Inside the Meltdown: Anatomy of a British Swindle

[Post Summary]

His sword is on his thigh because of fear in the night.
Song of Solomon

* * * * *

Someday historians will look back with laughter at the arrogance of those who tell tall tales — presenting characters possessing high social status as victims of circumstance who were reacting in a crisis as best as conditions dictated — attempting to placate an educated, thinking audience who understand how they are being swindled. Summing up the PBS production, "Inside the Meltdown," this, I believe, will be its fate one day.

Which Wall Street firm was rumored to have pulled out of Bear Stearns the fateful week — March 2008 — Bear Stearns fell from grace?

Why it was the same firm the Treasury Secretary had served as CEO.

And which storied firm — deeply connected to the City of London — picked up Bear Stearns' pieces? It was the same house of Morgan that precipitated the panic of 1907 and organized an attempted coup against U.S. President Franklin D. Roosevelt in 1933. JP Morgan is no stranger to treason in America.

The ongoing swindle's die was cast with the demise of baby Bear Stearns.

Now, which institution rightly prevents a handful of private firms from possessing unfettered financial control over a coast-to-coast economy containing 300 million head of cattle?

It is the U.S. government.

Thus, wiser minds appreciate the line of attack taken following Bear. First, destroy the viability of government-backed mortgage agencies — Fannie Mae and Freddie Mac — then move to destroy the credibility of the Treasury itself, saddling it with liabilities the likes of which any thinking citizen knows will never be made good. The collapsed physical economy virtually guarantees default's eventuality.

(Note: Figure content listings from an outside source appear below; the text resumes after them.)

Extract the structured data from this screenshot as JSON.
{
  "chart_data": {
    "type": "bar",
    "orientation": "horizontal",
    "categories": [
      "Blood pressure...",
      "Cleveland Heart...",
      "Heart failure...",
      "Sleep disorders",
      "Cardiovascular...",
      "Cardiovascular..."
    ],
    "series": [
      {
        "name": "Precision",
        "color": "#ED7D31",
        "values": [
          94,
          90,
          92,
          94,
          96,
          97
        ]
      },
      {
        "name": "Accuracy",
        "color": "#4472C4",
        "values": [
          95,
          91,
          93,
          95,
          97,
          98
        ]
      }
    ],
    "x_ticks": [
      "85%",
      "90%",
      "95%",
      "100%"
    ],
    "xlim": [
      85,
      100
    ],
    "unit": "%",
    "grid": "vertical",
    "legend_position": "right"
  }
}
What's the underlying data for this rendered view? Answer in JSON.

So, using the template forged by the Bear Stearns take down another British-connected investment bank — Barclays — was given choice pick over Lehman Brothers' assets for pennies on the dollar. In the process a fine story about "moral hazard" was concocted for consumption by uninitiated and gullible sorts, explaining why Lehman was let go. The consequences were known. That's why the Big Lie is still told to this very day: namely, that what happened following Lehman's bankruptcy was "unforeseen." Unfortunately, the producers of Inside the Meltdown slipped up, stating the books at Lehman were opened the weekend before it was forced into bankruptcy. Was no measure taken to contain certain fallout a means to an end, say, creating conditions sure to challenge the resources of the U.S. Treasury?

Deep six Paulson's "regret" for taking unprecedented measures to inject capital into the banking system following the Lehman Brothers bankruptcy. It was one step back — swallowing ideological objections — so two steps forward could be taken toward the day a thieving ideology might proceed unchallenged with the U.S. Treasury out of the way.

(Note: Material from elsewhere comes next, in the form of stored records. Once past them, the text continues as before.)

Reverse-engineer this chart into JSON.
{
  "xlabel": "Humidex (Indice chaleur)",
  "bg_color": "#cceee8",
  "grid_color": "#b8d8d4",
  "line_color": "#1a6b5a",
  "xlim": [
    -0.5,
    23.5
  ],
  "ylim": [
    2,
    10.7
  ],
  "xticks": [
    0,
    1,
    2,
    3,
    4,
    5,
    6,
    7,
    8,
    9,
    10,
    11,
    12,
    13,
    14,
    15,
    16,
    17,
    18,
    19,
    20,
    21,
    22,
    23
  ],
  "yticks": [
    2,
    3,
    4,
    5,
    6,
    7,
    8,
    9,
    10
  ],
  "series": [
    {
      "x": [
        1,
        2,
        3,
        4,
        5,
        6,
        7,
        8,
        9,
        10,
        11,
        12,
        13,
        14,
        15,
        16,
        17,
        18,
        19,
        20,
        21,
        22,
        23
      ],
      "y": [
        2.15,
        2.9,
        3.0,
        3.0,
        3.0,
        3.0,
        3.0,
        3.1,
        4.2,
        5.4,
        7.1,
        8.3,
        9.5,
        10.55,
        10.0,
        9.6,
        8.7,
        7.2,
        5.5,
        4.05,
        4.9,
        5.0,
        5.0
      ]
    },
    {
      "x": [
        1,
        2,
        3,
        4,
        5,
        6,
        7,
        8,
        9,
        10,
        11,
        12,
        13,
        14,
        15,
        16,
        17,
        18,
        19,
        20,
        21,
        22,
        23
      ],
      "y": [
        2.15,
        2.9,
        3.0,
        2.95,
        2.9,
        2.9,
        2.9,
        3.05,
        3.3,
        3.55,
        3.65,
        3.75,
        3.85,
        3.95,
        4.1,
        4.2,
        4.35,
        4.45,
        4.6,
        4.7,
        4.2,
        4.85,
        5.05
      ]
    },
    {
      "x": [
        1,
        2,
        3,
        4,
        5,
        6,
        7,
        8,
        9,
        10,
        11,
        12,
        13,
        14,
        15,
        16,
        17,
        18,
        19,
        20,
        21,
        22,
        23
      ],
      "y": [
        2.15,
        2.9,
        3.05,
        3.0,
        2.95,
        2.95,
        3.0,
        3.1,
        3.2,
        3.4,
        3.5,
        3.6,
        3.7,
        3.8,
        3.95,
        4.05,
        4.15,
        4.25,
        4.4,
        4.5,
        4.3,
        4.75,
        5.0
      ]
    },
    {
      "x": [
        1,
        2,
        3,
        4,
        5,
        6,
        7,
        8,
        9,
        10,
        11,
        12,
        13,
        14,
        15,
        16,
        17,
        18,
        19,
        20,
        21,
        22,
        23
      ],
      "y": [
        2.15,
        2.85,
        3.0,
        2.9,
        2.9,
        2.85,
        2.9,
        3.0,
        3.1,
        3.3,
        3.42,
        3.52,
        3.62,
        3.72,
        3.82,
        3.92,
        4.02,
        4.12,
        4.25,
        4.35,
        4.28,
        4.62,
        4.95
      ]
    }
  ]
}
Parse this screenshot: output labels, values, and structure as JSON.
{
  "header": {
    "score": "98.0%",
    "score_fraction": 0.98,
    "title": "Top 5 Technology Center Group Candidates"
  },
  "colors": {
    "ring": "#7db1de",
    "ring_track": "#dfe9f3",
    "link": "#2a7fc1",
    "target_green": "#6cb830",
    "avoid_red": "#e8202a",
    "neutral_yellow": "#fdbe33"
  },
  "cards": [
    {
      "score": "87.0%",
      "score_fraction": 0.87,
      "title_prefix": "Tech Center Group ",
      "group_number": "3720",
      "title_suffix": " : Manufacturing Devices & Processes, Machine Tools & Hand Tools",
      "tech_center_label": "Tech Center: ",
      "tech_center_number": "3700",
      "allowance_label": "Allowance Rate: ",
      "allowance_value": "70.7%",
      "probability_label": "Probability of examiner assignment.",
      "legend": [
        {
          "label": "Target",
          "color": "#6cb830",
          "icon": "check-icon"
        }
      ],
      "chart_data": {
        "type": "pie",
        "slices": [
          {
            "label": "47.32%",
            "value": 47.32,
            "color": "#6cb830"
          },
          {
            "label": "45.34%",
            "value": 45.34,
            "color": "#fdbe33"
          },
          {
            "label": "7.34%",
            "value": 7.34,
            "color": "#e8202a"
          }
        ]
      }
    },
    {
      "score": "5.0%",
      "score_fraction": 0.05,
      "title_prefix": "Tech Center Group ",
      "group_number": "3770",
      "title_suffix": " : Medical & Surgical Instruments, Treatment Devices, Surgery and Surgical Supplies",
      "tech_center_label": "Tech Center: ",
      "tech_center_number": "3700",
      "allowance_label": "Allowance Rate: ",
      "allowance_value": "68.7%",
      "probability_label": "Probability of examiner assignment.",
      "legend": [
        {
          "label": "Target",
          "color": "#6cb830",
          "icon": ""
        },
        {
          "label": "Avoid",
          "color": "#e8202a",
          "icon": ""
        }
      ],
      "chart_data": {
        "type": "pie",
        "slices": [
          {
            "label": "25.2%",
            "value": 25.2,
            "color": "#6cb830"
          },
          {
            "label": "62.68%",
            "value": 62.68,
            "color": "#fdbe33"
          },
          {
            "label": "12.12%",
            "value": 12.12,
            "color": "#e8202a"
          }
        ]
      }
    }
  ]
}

Regrettably for swindlers who pulled this thing off (and continue justifying their unfinished scheme) there are many Americans wondering about the principle of bankruptcy. Why does it not occur to these so-called "authorities" that conditions causing a spectacular unraveling, upsetting millions of lives, are as sure a sign as ever there was the whole arrangement is bankrupt? So, where's the re-org? What are these men trying to save? The Queen?